Contratto
Come si inquadra un temporary manager.
In Italia un temporary manager si inquadra quasi sempre come prestazione professionale con partita IVA o tramite contratto tra la società del manager e l'azienda cliente. La fatturazione è mensile a giornate o a fisso, con IVA 22% detraibile e nessun onere contributivo a carico azienda. La somministrazione via agenzia resta rara per profili C-level.
Autore: Niklas Lindahl · CEO · CMO · Executive · Milano
Tre forme
Le opzioni sul tavolo.
Partita IVA del manager
La forma più diffusa per C-level. Contratto di prestazione d'opera intellettuale, fattura mensile, nessun vincolo di subordinazione.
Contratto tra società
La SRL del manager contrattualizza con il cliente. Preferito sopra i sei mesi o quando il mandato coinvolge più persone.
Somministrazione
Via agenzia, con contratto da dirigente a termine.
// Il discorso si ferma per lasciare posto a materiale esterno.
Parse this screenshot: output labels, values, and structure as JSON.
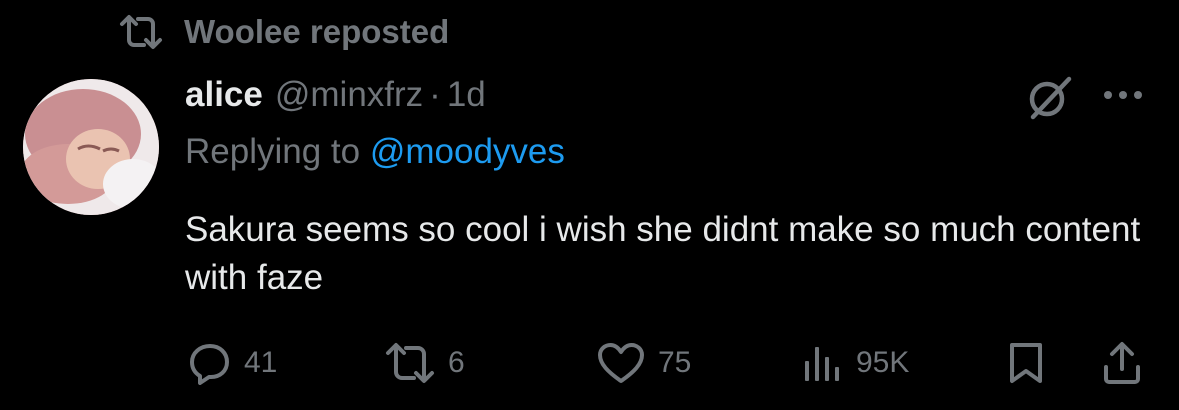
{
  "repost_banner": {
    "icon": "repost-icon",
    "text": "Woolee reposted"
  },
  "tweet": {
    "avatar_icon": "avatar-photo",
    "display_name": "alice",
    "handle": "@minxfrz",
    "separator": "·",
    "time": "1d",
    "replying_prefix": "Replying to",
    "replying_to": "@moodyves",
    "text": "Sakura seems so cool i wish she didnt make so much content with faze"
  },
  "actions": {
    "replies": "41",
    "reposts": "6",
    "likes": "75",
    "views": "95K"
  },
  "colors": {
    "background": "#000000",
    "primary_text": "#e7e9ea",
    "secondary_text": "#71767b",
    "link": "#1d9bf0"
  }
}
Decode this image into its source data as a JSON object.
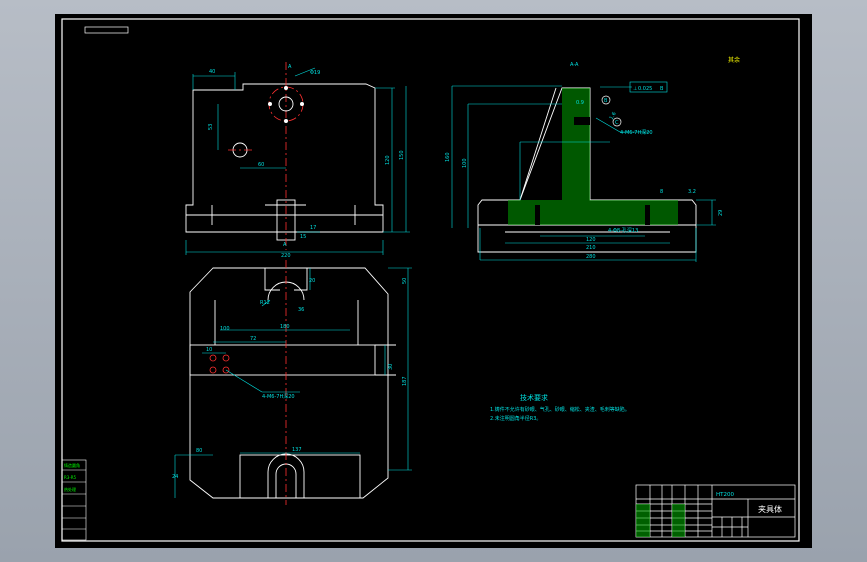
{
  "drawing": {
    "tech_title": "技术要求",
    "tech_line1": "1.铸件不允许有砂眼、气孔、砂眼、缩松、夹渣、毛刺等缺陷。",
    "tech_line2": "2.未注明圆角半径R3。",
    "section_label": "A-A",
    "roughness_note": "其余",
    "material": "HT200",
    "part_name": "夹具体",
    "tol_frame_sym": "⊥",
    "tol_frame_val": "0.025",
    "tol_frame_ref": "B",
    "datum_b": "B",
    "datum_c": "C",
    "dims": {
      "d40": "40",
      "dia19": "Φ19",
      "d53": "53",
      "d60": "60",
      "d120": "120",
      "d150": "150",
      "d17": "17",
      "d15": "15",
      "d220": "220",
      "dA_top": "A",
      "dA_bot": "A",
      "d20": "20",
      "r12": "R12",
      "d180": "180",
      "d100": "100",
      "d10": "10",
      "d72": "72",
      "d187": "187",
      "d50": "50",
      "hole4": "4-M6-7H深20",
      "d80": "80",
      "d137": "137",
      "d24": "24",
      "d36": "36",
      "d30": "30",
      "s160": "160",
      "s100": "100",
      "hole_side1": "4-M6-7H深20",
      "hole_side2": "4-Φ8-孔深13",
      "s120": "120",
      "s210": "210",
      "s280": "280",
      "s29": "29",
      "s8": "8",
      "s09": "0.9",
      "s32": "3.2",
      "s16": "1.6"
    },
    "left_block": [
      "铸造圆角",
      "R3-R5",
      "热处理",
      "",
      "",
      ""
    ]
  }
}
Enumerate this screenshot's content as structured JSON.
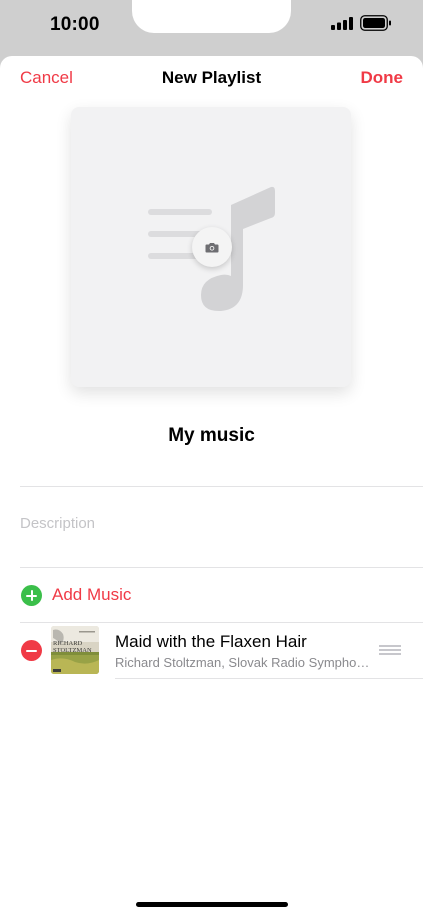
{
  "status_bar": {
    "time": "10:00",
    "icons": [
      "signal-icon",
      "battery-icon"
    ]
  },
  "nav": {
    "cancel_label": "Cancel",
    "title": "New Playlist",
    "done_label": "Done"
  },
  "artwork": {
    "icons": [
      "music-note-icon",
      "camera-icon"
    ]
  },
  "playlist": {
    "name": "My music",
    "description_placeholder": "Description"
  },
  "add_music": {
    "label": "Add Music",
    "icon": "add-icon"
  },
  "songs": [
    {
      "title": "Maid with the Flaxen Hair",
      "subtitle": "Richard Stoltzman, Slovak Radio Sympho…",
      "artwork_text": [
        "RICHARD",
        "STOLTZMAN"
      ]
    }
  ],
  "colors": {
    "accent": "#f03a46",
    "add_green": "#3bbf4a",
    "placeholder_gray": "#c4c4c7",
    "secondary_text": "#8a8a8e"
  }
}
Costa di più per la fee di agenzia e ha meno flessibilità: raro sopra il middle management.
Clausole
Cosa mettere nel contratto.
- Perimetro del ruolo e deleghe formali, con procura se serve firma.
- Durata, giornate mensili stimate e meccanismo di rinnovo.
- Compenso: day rate o fisso mensile, spese, eventuale quota a obiettivo.
- Obiettivi misurabili e cadenza di reporting al board o alla proprietà.
- Riservatezza, proprietà intellettuale, non concorrenza ragionevole.
- Recesso con preavviso simmetrico, in genere 30 giorni.
Attenzione
Il rischio di riqualificazione.
La prestazione professionale deve restare tale: il manager organizza autonomamente il proprio lavoro, non timbra, non è sottoposto a potere disciplinare. Deleghe operative e responsabilità di risultato sono compatibili con l'autonomia; orari imposti, ferie autorizzate e postazione obbligatoria a tempo pieno no. È il punto su cui si concentra ogni verifica: vale la pena scrivere il contratto con attenzione e farlo leggere al proprio consulente del lavoro.